At the University of Natural Resources and Life Sciences, Vienna Resilience is described as "the ability of a system to maintain its basic functions in the face of crises or shocks." Corina Wustmann, Professor of Educational Psychology at the PH Zurich, says: "The term resilience is derived from the English word 'resilience' (Resilience, resilience, elasticity) and generally describes the ability of a person or a social system to successfully deal with stressful living conditions and the negative consequences of stress.”*

Money machine resilience

Among other things, the concept contains the conviction that inner resilience and resilience can be trained or learned. Coaches, advisors and co. were not long in coming with special workshops and training courses for private individuals and companies. Psychologists Sarah Forbes from the University of Waterloo and Deniz Fikretoglu from the Toronto Research Center evaluated 92 scientific studies that described resilience training. The result is sobering: the majority of these training courses were not based on scientific resilience concepts, but proceeded more or less without any theoretical foundation. The analysis also found that there were hardly any differences in content between existing training courses, such as anti-stress training, and many newly developed resilience training courses.

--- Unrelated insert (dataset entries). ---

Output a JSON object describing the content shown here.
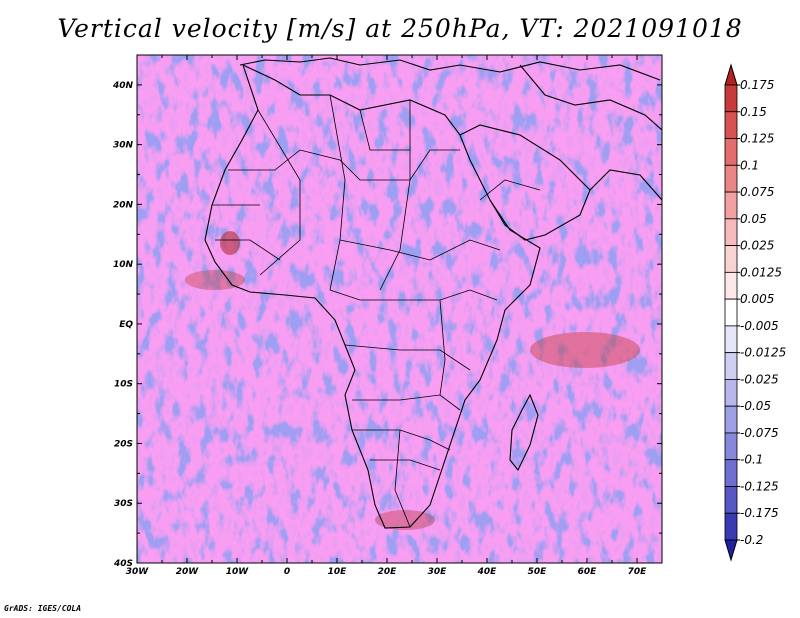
{
  "title": "Vertical velocity [m/s] at 250hPa, VT: 2021091018",
  "credit": "GrADS: IGES/COLA",
  "map": {
    "lon_labels": [
      "30W",
      "20W",
      "10W",
      "0",
      "10E",
      "20E",
      "30E",
      "40E",
      "50E",
      "60E",
      "70E"
    ],
    "lat_labels": [
      "40N",
      "30N",
      "20N",
      "10N",
      "EQ",
      "10S",
      "20S",
      "30S",
      "40S"
    ],
    "lon_range": [
      -30,
      75
    ],
    "lat_range": [
      -40,
      45
    ]
  },
  "colorbar": {
    "labels": [
      "0.175",
      "0.15",
      "0.125",
      "0.1",
      "0.075",
      "0.05",
      "0.025",
      "0.0125",
      "0.005",
      "-0.005",
      "-0.0125",
      "-0.025",
      "-0.05",
      "-0.075",
      "-0.1",
      "-0.125",
      "-0.175",
      "-0.2"
    ],
    "colors": [
      "#b22222",
      "#c83a3a",
      "#d85252",
      "#e46c6c",
      "#ec8686",
      "#f2a0a0",
      "#f6baba",
      "#f9d2d2",
      "#fce8e8",
      "#ffffff",
      "#e6e6fa",
      "#cfcff4",
      "#b7b7ee",
      "#9f9fe6",
      "#8787dc",
      "#6f6fd2",
      "#5757c6",
      "#3a3ab4",
      "#2020a0"
    ]
  }
}
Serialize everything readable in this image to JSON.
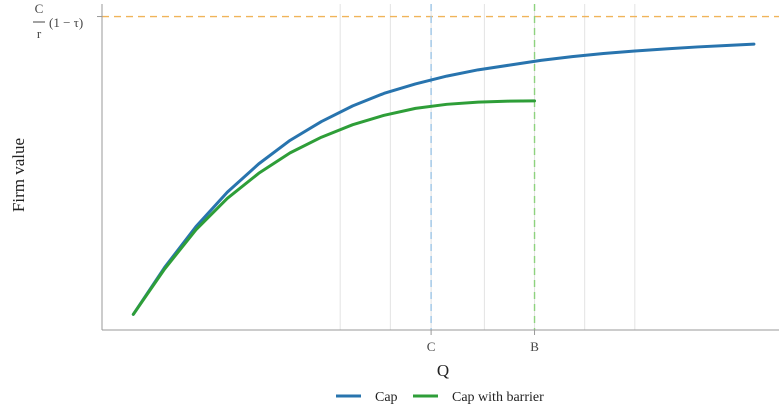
{
  "chart_data": {
    "type": "line",
    "title": "",
    "xlabel": "Q",
    "ylabel": "Firm value",
    "x_ticks": [
      {
        "label": "C",
        "x": 0.525
      },
      {
        "label": "B",
        "x": 0.69
      }
    ],
    "y_reference": {
      "label_numerator": "C",
      "label_denominator": "r",
      "label_tail": "(1 − τ)",
      "y": 1.0,
      "color": "#F0B45A"
    },
    "vlines": [
      {
        "x": 0.525,
        "color": "#9EC6E6"
      },
      {
        "x": 0.69,
        "color": "#8ED27E"
      }
    ],
    "grid_x": [
      0.38,
      0.46,
      0.525,
      0.61,
      0.69,
      0.77,
      0.85
    ],
    "xlim": [
      0,
      1.08
    ],
    "ylim": [
      0,
      1.04
    ],
    "series": [
      {
        "name": "Cap",
        "color": "#2874AE",
        "x": [
          0.05,
          0.1,
          0.15,
          0.2,
          0.25,
          0.3,
          0.35,
          0.4,
          0.45,
          0.5,
          0.55,
          0.6,
          0.65,
          0.7,
          0.75,
          0.8,
          0.85,
          0.9,
          0.95,
          1.0,
          1.04
        ],
        "y": [
          0.05,
          0.2,
          0.33,
          0.44,
          0.53,
          0.605,
          0.665,
          0.715,
          0.755,
          0.785,
          0.81,
          0.83,
          0.845,
          0.86,
          0.872,
          0.882,
          0.89,
          0.897,
          0.903,
          0.908,
          0.912
        ]
      },
      {
        "name": "Cap with barrier",
        "color": "#2E9E38",
        "x": [
          0.05,
          0.1,
          0.15,
          0.2,
          0.25,
          0.3,
          0.35,
          0.4,
          0.45,
          0.5,
          0.55,
          0.6,
          0.65,
          0.69
        ],
        "y": [
          0.05,
          0.195,
          0.32,
          0.42,
          0.5,
          0.565,
          0.615,
          0.655,
          0.685,
          0.707,
          0.72,
          0.727,
          0.73,
          0.731
        ]
      }
    ],
    "legend": {
      "position": "bottom"
    },
    "grid": true
  }
}
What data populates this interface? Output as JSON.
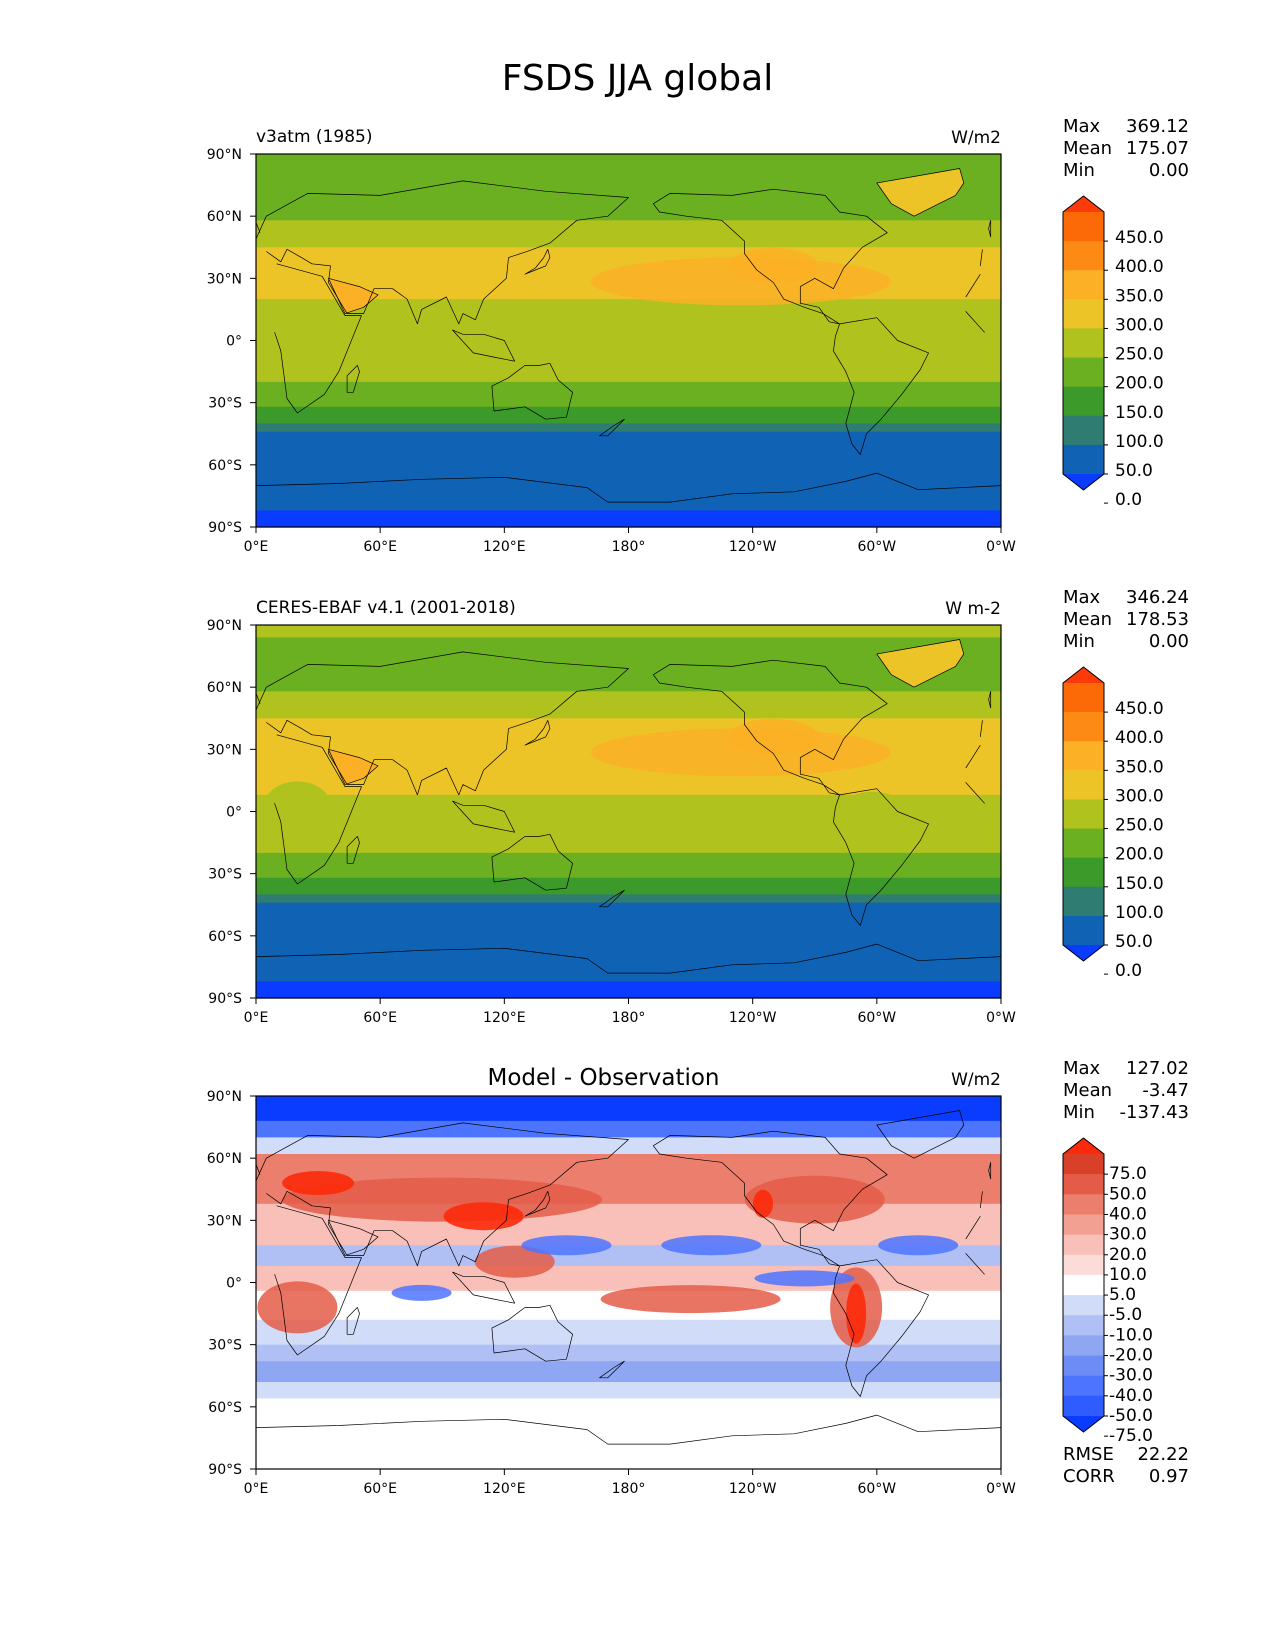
{
  "figure_title": "FSDS JJA global",
  "colors": {
    "abs_levels": [
      "#0a3cff",
      "#0f62b4",
      "#2f7d72",
      "#3c9a2b",
      "#6ab020",
      "#b0c21e",
      "#ecc428",
      "#fcb026",
      "#fc8a14",
      "#fc6a08",
      "#fc3a0a"
    ],
    "diff_levels": [
      "#0a3cff",
      "#2e5cff",
      "#4d74ff",
      "#6e8cf5",
      "#8fa6f3",
      "#b0c0f5",
      "#d0dcf8",
      "#ffffff",
      "#fcdcd8",
      "#f8c0b8",
      "#f2a092",
      "#ec7e6e",
      "#e45c48",
      "#d8402a",
      "#fc2a0a"
    ],
    "ocean_far_south": "#0a3cff",
    "ocean_south": "#0f62b4",
    "coast": "#000000"
  },
  "chart_data": [
    {
      "type": "heatmap",
      "title": "",
      "left_label": "v3atm (1985)",
      "units": "W/m2",
      "stats": [
        {
          "label": "Max",
          "value": "369.12"
        },
        {
          "label": "Mean",
          "value": "175.07"
        },
        {
          "label": "Min",
          "value": "0.00"
        }
      ],
      "xticks": [
        "0°E",
        "60°E",
        "120°E",
        "180°",
        "120°W",
        "60°W",
        "0°W"
      ],
      "yticks": [
        "90°N",
        "60°N",
        "30°N",
        "0°",
        "30°S",
        "60°S",
        "90°S"
      ],
      "colorbar_ticks": [
        "450.0",
        "400.0",
        "350.0",
        "300.0",
        "250.0",
        "200.0",
        "150.0",
        "100.0",
        "50.0",
        "0.0"
      ],
      "colorbar_levels": [
        0,
        50,
        100,
        150,
        200,
        250,
        300,
        350,
        400,
        450
      ],
      "variant": "model"
    },
    {
      "type": "heatmap",
      "title": "",
      "left_label": "CERES-EBAF v4.1 (2001-2018)",
      "units": "W m-2",
      "stats": [
        {
          "label": "Max",
          "value": "346.24"
        },
        {
          "label": "Mean",
          "value": "178.53"
        },
        {
          "label": "Min",
          "value": "0.00"
        }
      ],
      "xticks": [
        "0°E",
        "60°E",
        "120°E",
        "180°",
        "120°W",
        "60°W",
        "0°W"
      ],
      "yticks": [
        "90°N",
        "60°N",
        "30°N",
        "0°",
        "30°S",
        "60°S",
        "90°S"
      ],
      "colorbar_ticks": [
        "450.0",
        "400.0",
        "350.0",
        "300.0",
        "250.0",
        "200.0",
        "150.0",
        "100.0",
        "50.0",
        "0.0"
      ],
      "colorbar_levels": [
        0,
        50,
        100,
        150,
        200,
        250,
        300,
        350,
        400,
        450
      ],
      "variant": "obs"
    },
    {
      "type": "heatmap",
      "title": "Model - Observation",
      "left_label": "",
      "units": "W/m2",
      "stats": [
        {
          "label": "Max",
          "value": "127.02"
        },
        {
          "label": "Mean",
          "value": "-3.47"
        },
        {
          "label": "Min",
          "value": "-137.43"
        }
      ],
      "xticks": [
        "0°E",
        "60°E",
        "120°E",
        "180°",
        "120°W",
        "60°W",
        "0°W"
      ],
      "yticks": [
        "90°N",
        "60°N",
        "30°N",
        "0°",
        "30°S",
        "60°S",
        "90°S"
      ],
      "colorbar_ticks": [
        "75.0",
        "50.0",
        "40.0",
        "30.0",
        "20.0",
        "10.0",
        "5.0",
        "-5.0",
        "-10.0",
        "-20.0",
        "-30.0",
        "-40.0",
        "-50.0",
        "-75.0"
      ],
      "colorbar_levels": [
        -75,
        -50,
        -40,
        -30,
        -20,
        -10,
        -5,
        5,
        10,
        20,
        30,
        40,
        50,
        75
      ],
      "extra_stats": [
        {
          "label": "RMSE",
          "value": "22.22"
        },
        {
          "label": "CORR",
          "value": "0.97"
        }
      ],
      "variant": "diff"
    }
  ]
}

A big misconception in popular science is that resilience is a personality trait that everyone can acquire individually. Anyone who cannot tolerate pressure at work or becomes ill when stressed is their own fault. "This perspective leads to a certain overconfidence and negates the fact that there are situations that an individual cannot cope with and that resilience is not always feasible for everyone," writes Marion Sonnenmoser in Deutsches Ärzteblatt. After all, resilience in humans depends on many factors that cannot be influenced by the individual. The social environment, experienced crises and trauma or financial security are just a few of them.

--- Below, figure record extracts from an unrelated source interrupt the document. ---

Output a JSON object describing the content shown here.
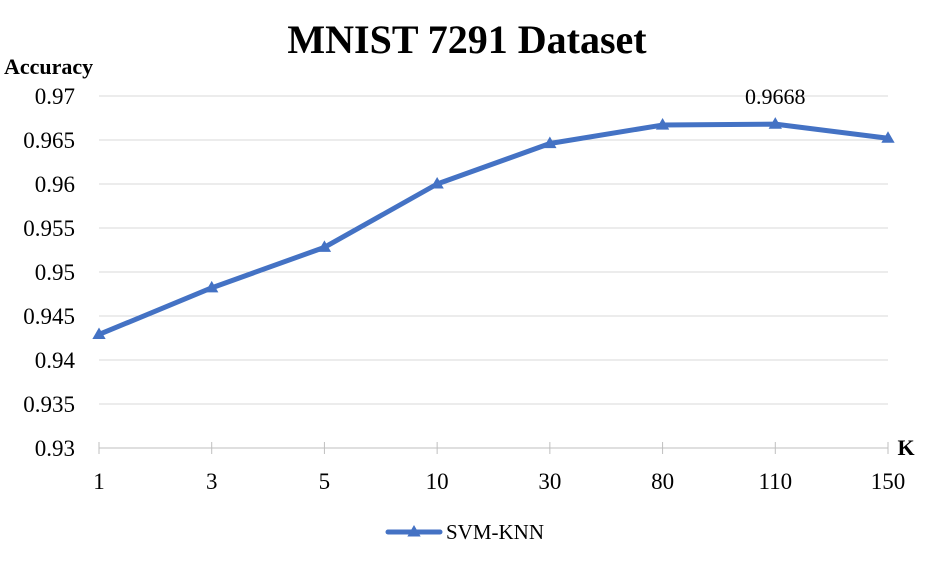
{
  "chart_data": {
    "type": "line",
    "title": "MNIST 7291 Dataset",
    "ylabel": "Accuracy",
    "xlabel": "K",
    "categories": [
      "1",
      "3",
      "5",
      "10",
      "30",
      "80",
      "110",
      "150"
    ],
    "series": [
      {
        "name": "SVM-KNN",
        "values": [
          0.9429,
          0.9482,
          0.9528,
          0.96,
          0.9646,
          0.9667,
          0.9668,
          0.9652
        ],
        "color": "#4472c4",
        "marker": "triangle"
      }
    ],
    "ylim": [
      0.93,
      0.97
    ],
    "yticks": [
      "0.93",
      "0.935",
      "0.94",
      "0.945",
      "0.95",
      "0.955",
      "0.96",
      "0.965",
      "0.97"
    ],
    "annotations": [
      {
        "category": "110",
        "text": "0.9668"
      }
    ],
    "grid": true,
    "legend_position": "bottom"
  }
}
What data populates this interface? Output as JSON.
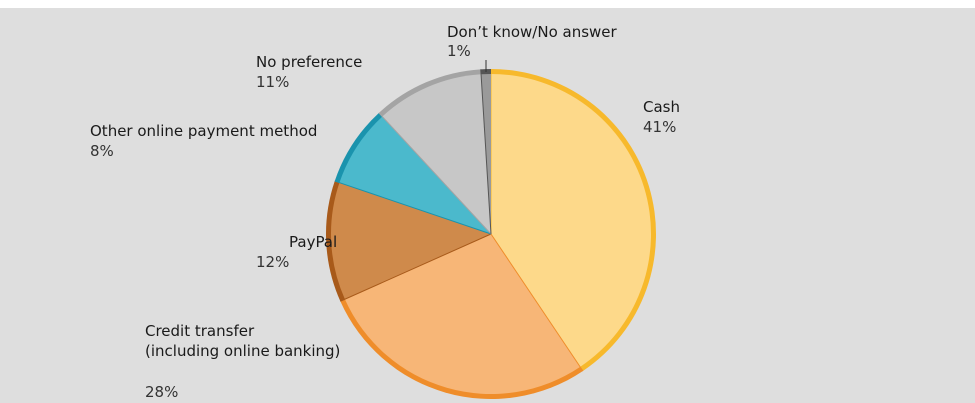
{
  "chart_data": {
    "type": "pie",
    "title": "",
    "start_angle_deg": 0,
    "direction": "clockwise",
    "slices": [
      {
        "label_lines": [
          "Cash"
        ],
        "value": 41,
        "value_label": "41%",
        "fill": "#fdd98a",
        "rim": "#f7b92c",
        "label_anchor": "start"
      },
      {
        "label_lines": [
          "Credit transfer",
          "(including online banking)"
        ],
        "value": 28,
        "value_label": "28%",
        "fill": "#f7b677",
        "rim": "#ef8d2a",
        "label_anchor": "start"
      },
      {
        "label_lines": [
          "PayPal"
        ],
        "value": 12,
        "value_label": "12%",
        "fill": "#cf8a4b",
        "rim": "#a85a1a",
        "label_anchor": "end"
      },
      {
        "label_lines": [
          "Other online payment method"
        ],
        "value": 8,
        "value_label": "8%",
        "fill": "#4bb9cc",
        "rim": "#1a93ad",
        "label_anchor": "start"
      },
      {
        "label_lines": [
          "No preference"
        ],
        "value": 11,
        "value_label": "11%",
        "fill": "#c7c7c7",
        "rim": "#a4a4a4",
        "label_anchor": "start"
      },
      {
        "label_lines": [
          "Don’t know/No answer"
        ],
        "value": 1,
        "value_label": "1%",
        "fill": "#9a9a9a",
        "rim": "#555555",
        "label_anchor": "start"
      }
    ]
  }
}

In this context, Werner Stangl warns in the 'Online Encyclopedia for Psychology and Education' against a "psychologization of social problems", because "instead of encouraging collective action, people are made to believe that everything could be better if they were only more resilient themselves."

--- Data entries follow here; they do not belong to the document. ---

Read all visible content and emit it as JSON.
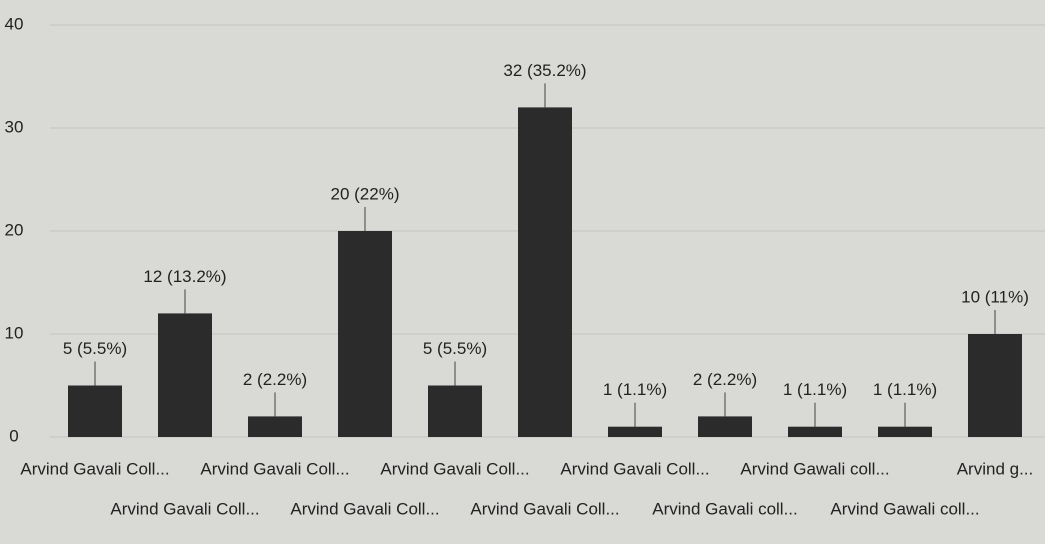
{
  "chart_data": {
    "type": "bar",
    "categories": [
      "Arvind Gavali Coll...",
      "Arvind Gavali Coll...",
      "Arvind Gavali Coll...",
      "Arvind Gavali Coll...",
      "Arvind Gavali Coll...",
      "Arvind Gavali Coll...",
      "Arvind Gavali Coll...",
      "Arvind Gavali coll...",
      "Arvind Gawali coll...",
      "Arvind Gawali coll...",
      "Arvind g..."
    ],
    "values": [
      5,
      12,
      2,
      20,
      5,
      32,
      1,
      2,
      1,
      1,
      10
    ],
    "value_labels": [
      "5 (5.5%)",
      "12 (13.2%)",
      "2 (2.2%)",
      "20 (22%)",
      "5 (5.5%)",
      "32 (35.2%)",
      "1 (1.1%)",
      "2 (2.2%)",
      "1 (1.1%)",
      "1 (1.1%)",
      "10 (11%)"
    ],
    "color": "#2a2b2a",
    "ylim": [
      0,
      40
    ],
    "yticks": [
      0,
      10,
      20,
      30,
      40
    ],
    "grid": true
  }
}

In medicine, resilience shows possible therapeutic approaches despite all the criticism. In 2018, Francesca Färber and Jenny Rosendahl from the University Hospital Jena found in a large-scale meta-study: "The stronger the resilience in physical illnesses, the fewer psychological stress symptoms the affected person shows." provide support. In ecology, resilience concepts play a role, for example in connection with biodiversity and climate change. For example, work is being done on breeding particularly resilient plants and resilient ones ecosystems designed.

Photo / Video: Shutterstock.

Written by Karin Bornett

Freelance journalist and blogger in the Community option. Technology-loving Labrador smoking with a passion for village idyll and a soft spot for urban culture.